Behavioral Patterns: Examining How Unaddressed Mental Health Issues Can Influence Behavior
If the way my partner behaves has undergone dramatic change, my partner’s mental health is affecting me, likely for the worse. It is essential to understand that unaddressed mental health issues can seriously erode standard behavioral patterns, which may result in bizarre, unusual, unpredictable, and potentially harmful behaviors taking over.
Unaddressed PTSD
For example, someone coping with PTSD will experience chronic, lifelong effects that are highly variable. They may:
- Begin to distrust others
- Experience confusion
- Have flashbacks, nightmares, and sleep disorders
- Become fearful of being alone
- Act emotionally unstable
- Engage in self-sabotage and self-destruction (putting themselves in harm’s way, driving recklessly, drinking to excess)
- Lash out in anger or rage
- Feel shame, guilt, and denial that makes them avoid others
- Experience dissociation
- Become sexually or emotionally manipulative in the partner or intimate relationship
- Entertain suicidal thoughts or ideation
Even though the effects of mental health disorders can be disruptive, intrusive, debilitating, and destructive to the relationship, individuals with mental illnesses can be successfully treated. You can help your partner by encouraging them to seek trauma treatment and learn to overcome the effects. This will help them to restore their self-esteem and self-confidence and benefit your partnership.
Untreated Depression
Similarly, individuals with untreated depression often go through profound behavioral changes that can lead to worsening symptoms. They can develop substance use disorders and destroy relationships with loved ones, family, friends, and co-workers.

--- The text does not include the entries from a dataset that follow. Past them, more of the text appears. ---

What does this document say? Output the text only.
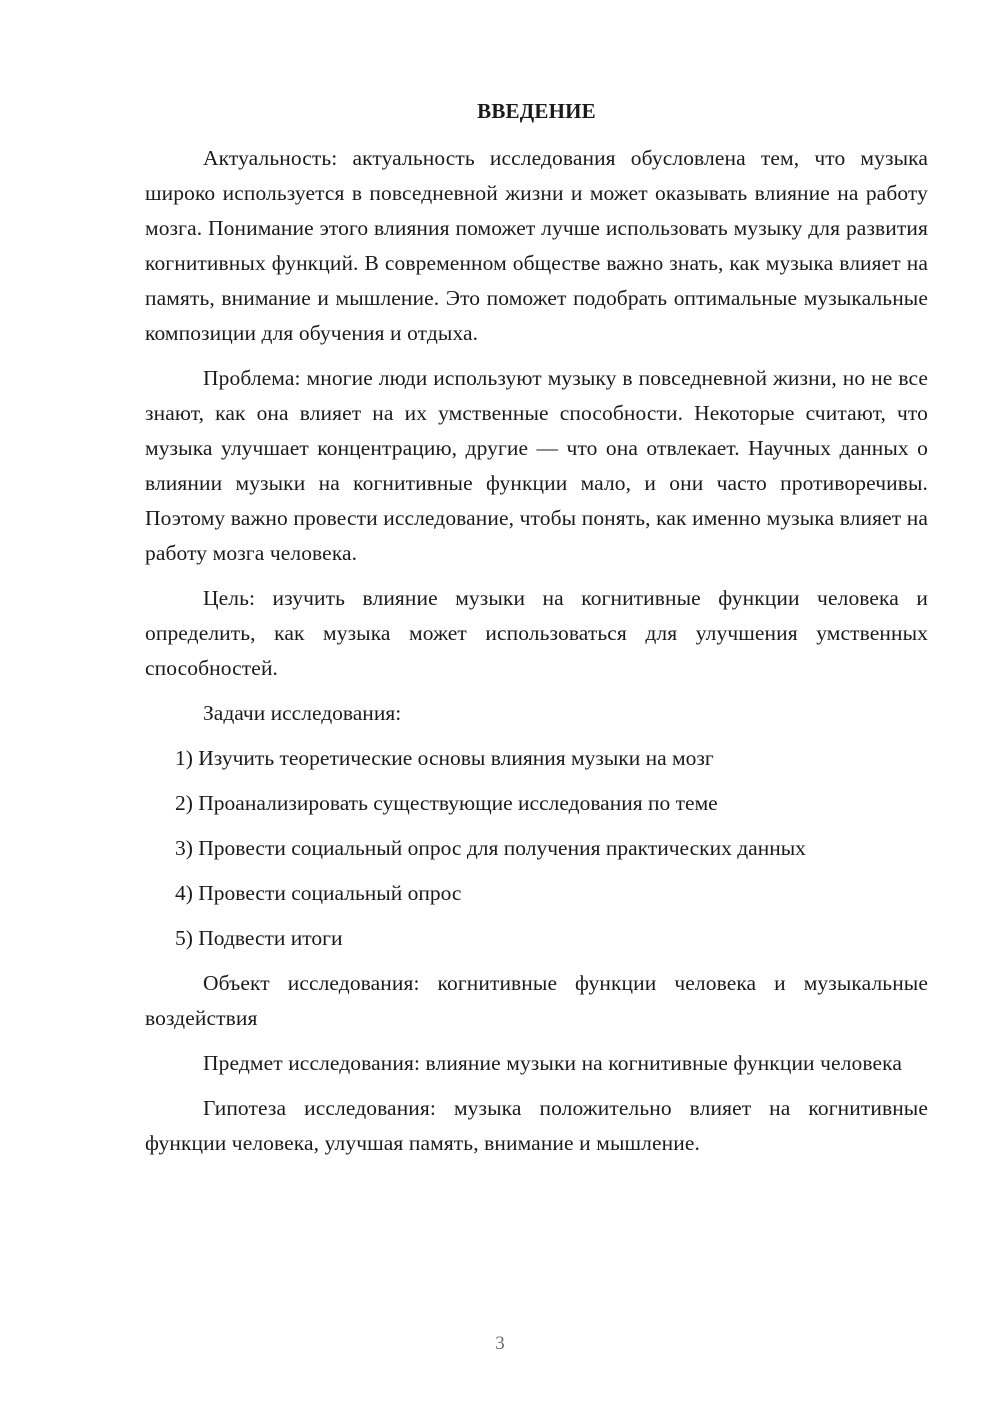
ВВЕДЕНИЕ

Актуальность: актуальность исследования обусловлена тем, что музыка широко используется в повседневной жизни и может оказывать влияние на работу мозга. Понимание этого влияния поможет лучше использовать музыку для развития когнитивных функций. В современном обществе важно знать, как музыка влияет на память, внимание и мышление. Это поможет подобрать оптимальные музыкальные композиции для обучения и отдыха.

Проблема: многие люди используют музыку в повседневной жизни, но не все знают, как она влияет на их умственные способности. Некоторые считают, что музыка улучшает концентрацию, другие — что она отвлекает. Научных данных о влиянии музыки на когнитивные функции мало, и они часто противоречивы. Поэтому важно провести исследование, чтобы понять, как именно музыка влияет на работу мозга человека.

Цель: изучить влияние музыки на когнитивные функции человека и определить, как музыка может использоваться для улучшения умственных способностей.

Задачи исследования:

1) Изучить теоретические основы влияния музыки на мозг
2) Проанализировать существующие исследования по теме
3) Провести социальный опрос для получения практических данных
4) Провести социальный опрос
5) Подвести итоги

Объект исследования: когнитивные функции человека и музыкальные воздействия

Предмет исследования: влияние музыки на когнитивные функции человека

Гипотеза исследования: музыка положительно влияет на когнитивные функции человека, улучшая память, внимание и мышление.

3
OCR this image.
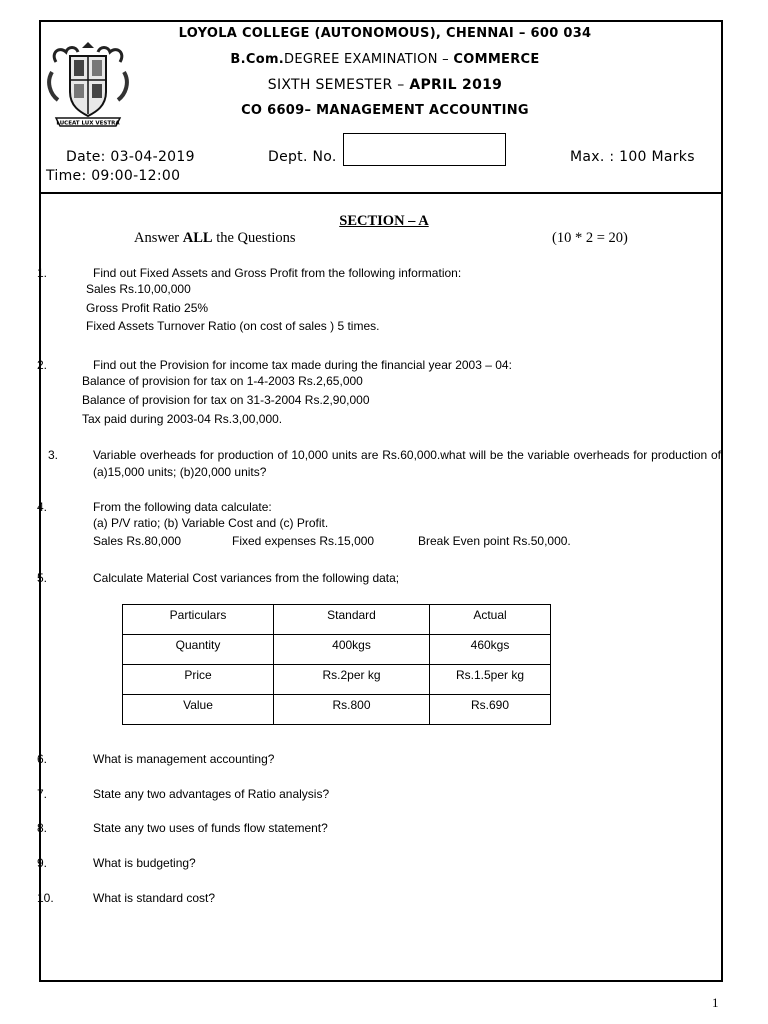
LUCEAT LUX VESTRA
LOYOLA COLLEGE (AUTONOMOUS), CHENNAI – 600 034
B.Com.DEGREE EXAMINATION – COMMERCE
SIXTH SEMESTER – APRIL 2019
CO 6609– MANAGEMENT ACCOUNTING
Date: 03-04-2019	Dept. No.	Max. : 100 Marks
Time: 09:00-12:00
SECTION – A
Answer ALL the Questions	(10 * 2 = 20)
1.	Find out Fixed Assets and Gross Profit from the following information:
Sales Rs.10,00,000
Gross Profit Ratio 25%
Fixed Assets Turnover Ratio (on cost of sales ) 5 times.
2.	Find out the Provision for income tax made during the financial year 2003 – 04:
Balance of provision for tax on 1-4-2003 Rs.2,65,000
Balance of provision for tax on 31-3-2004 Rs.2,90,000
Tax paid during 2003-04 Rs.3,00,000.
3.	Variable overheads for production of 10,000 units are Rs.60,000.what will be the variable overheads for production of (a)15,000 units; (b)20,000 units?
4.	From the following data calculate:
(a) P/V ratio; (b) Variable Cost and (c) Profit.
Sales Rs.80,000	Fixed expenses Rs.15,000	Break Even point Rs.50,000.
5.	Calculate Material Cost variances from the following data;
Particulars	Standard	Actual
Quantity	400kgs	460kgs
Price	Rs.2per kg	Rs.1.5per kg
Value	Rs.800	Rs.690
6.	What is management accounting?
7.	State any two advantages of Ratio analysis?
8.	State any two uses of funds flow statement?
9.	What is budgeting?
10.	What is standard cost?
1
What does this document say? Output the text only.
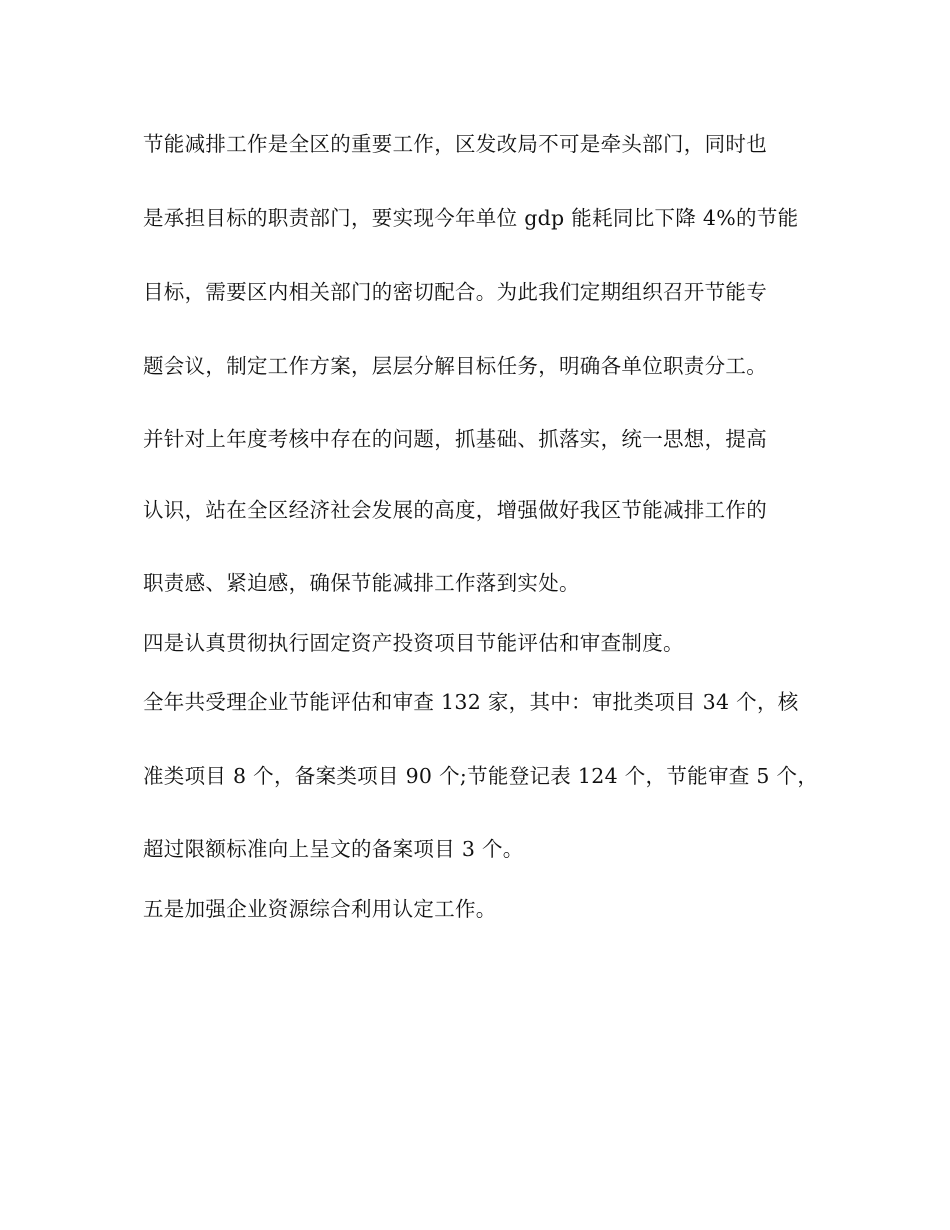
节能减排工作是全区的重要工作，区发改局不可是牵头部门，同时也
是承担目标的职责部门，要实现今年单位 gdp 能耗同比下降 4%的节能
目标，需要区内相关部门的密切配合。为此我们定期组织召开节能专
题会议，制定工作方案，层层分解目标任务，明确各单位职责分工。
并针对上年度考核中存在的问题，抓基础、抓落实，统一思想，提高
认识，站在全区经济社会发展的高度，增强做好我区节能减排工作的
职责感、紧迫感，确保节能减排工作落到实处。
四是认真贯彻执行固定资产投资项目节能评估和审查制度。
全年共受理企业节能评估和审查 132 家，其中：审批类项目 34 个，核
准类项目 8 个，备案类项目 90 个;节能登记表 124 个，节能审查 5 个，
超过限额标准向上呈文的备案项目 3 个。
五是加强企业资源综合利用认定工作。
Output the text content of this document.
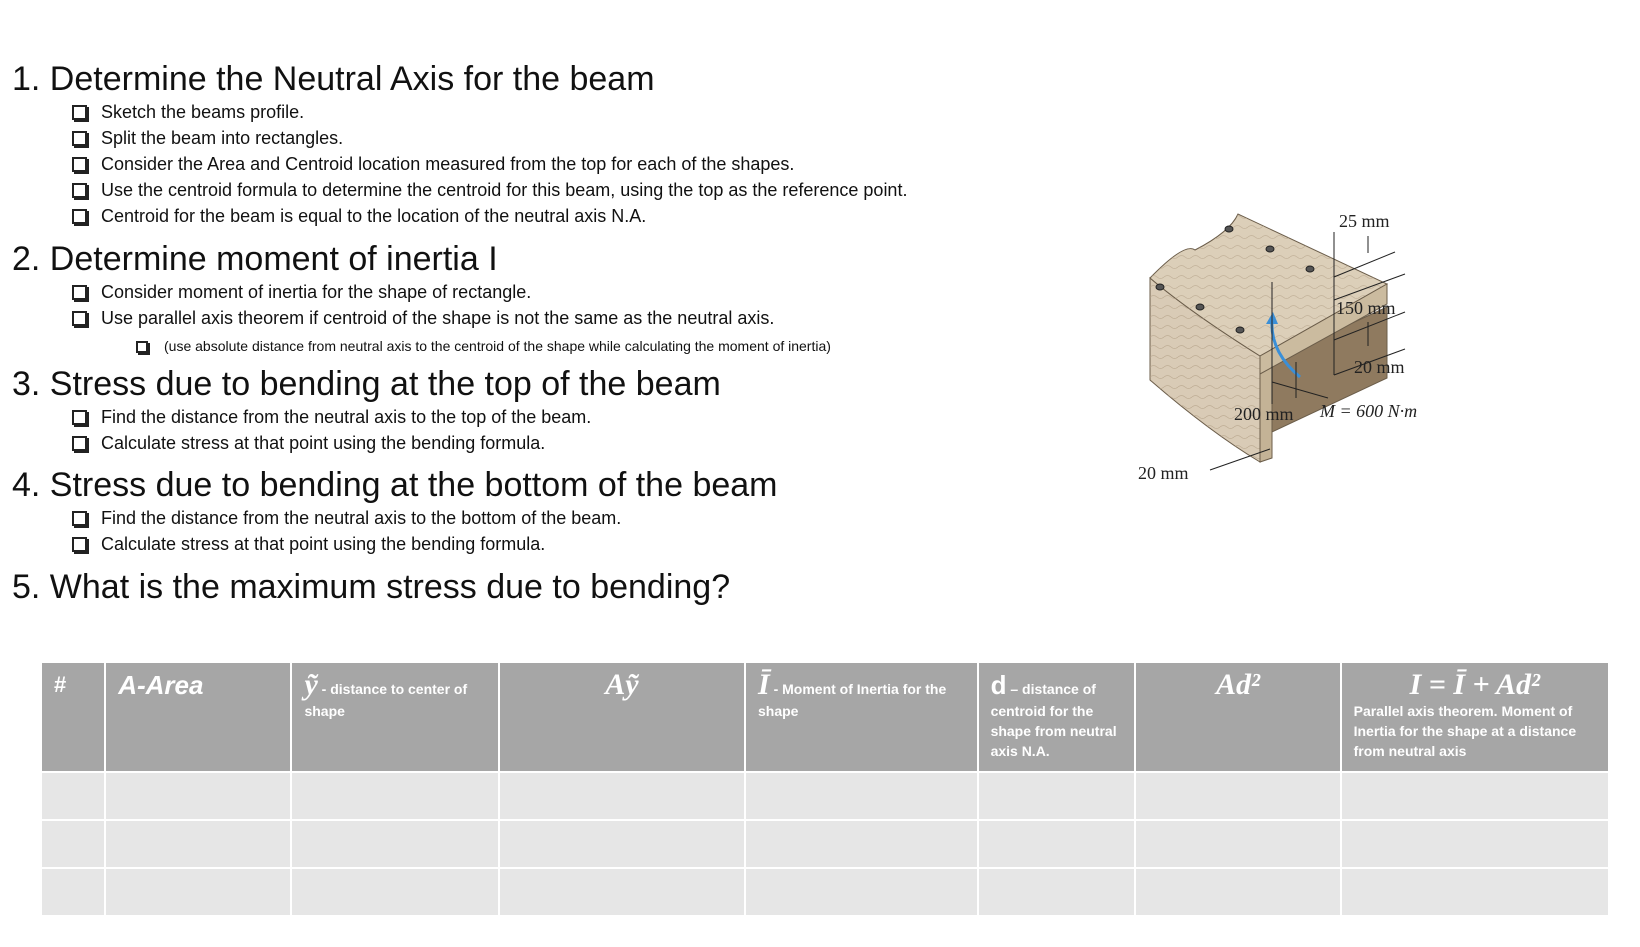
1. Determine the Neutral Axis for the beam
Sketch the beams profile.
Split the beam into rectangles.
Consider the Area and Centroid location measured from the top for each of the shapes.
Use the centroid formula to determine the centroid for this beam, using the top as the reference point.
Centroid for the beam is equal to the location of the neutral axis N.A.
2. Determine moment of inertia I
Consider moment of inertia for the shape of rectangle.
Use parallel axis theorem if centroid of the shape is not the same as the neutral axis.
(use absolute distance from neutral axis to the centroid of the shape while calculating the moment of inertia)
3. Stress due to bending at the top of the beam
Find the distance from the neutral axis to the top of the beam.
Calculate stress at that point using the bending formula.
4. Stress due to bending at the bottom of the beam
Find the distance from the neutral axis to the bottom of the beam.
Calculate stress at that point using the bending formula.
5. What is the maximum stress due to bending?
25 mm
150 mm
20 mm
200 mm M = 600 N·m
20 mm
#	A-Area	ỹ - distance to center of shape	Aỹ	Ī - Moment of Inertia for the shape	d – distance of centroid for the shape from neutral axis N.A.	Ad²	I = Ī + Ad²
Parallel axis theorem. Moment of Inertia for the shape at a distance from neutral axis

Depressed individuals who have not received treatment may:
- Increasingly engage in self-destructive behavior
- Experience symptoms so debilitating that they cannot work, have performance problems or find it difficult to function
- Lose interest in activities once enjoyed
- Display great sadness
- Become isolated, acting hopeless and empty
- While such behavioral changes can be alarming, you can provide life-affirming support, affection, patience, and a reaffirming presence.
Do your best to encourage your partner to get treatment to overcome depression and return to feeling good about themselves.
Seeking Professional Help: Emphasizing the Importance of Treatment for Both Individual Well-Being and Relationship Health
Knowing that mental health and relationships are crucial to maintain and nourish properly, what can you do to take the next step? Consider the following:
- Professional counseling — One or both partners can benefit from counseling by a licensed professional. This can be a psychiatrist or psychologist licensed to treat a mental health disorder.
- Couples counseling — Often, couples experience challenges. Being in a relationship with someone with a mental illness can exacerbate those issues. Couples counseling can prove helpful.
- Adopt healthier behaviors — Eat healthier, exercise for at least 30 minutes daily, maintain a regular sleep schedule, engage in enjoyable activities together, and learn new things.
- Treat yourself — Get a couples massage, practice yoga or meditation together, or go on a mini-vacation or long weekend getaway.
- Join a support group — Interacting with other individuals and partners of those getting treatment for a mental health disorder can be therapeutic, reassuring, and calming. Knowing that you are not alone and getting suggestions on overcoming common challenges will help boost your well-being and benefit your relationship.
The best approach is to work together on an effective solution that addresses any mental health concerns and provides a path for healing. While treatment for your partner’s mental health is the primary goal, be sure you get the help you need to offer support, love, and appreciation while treatment progresses.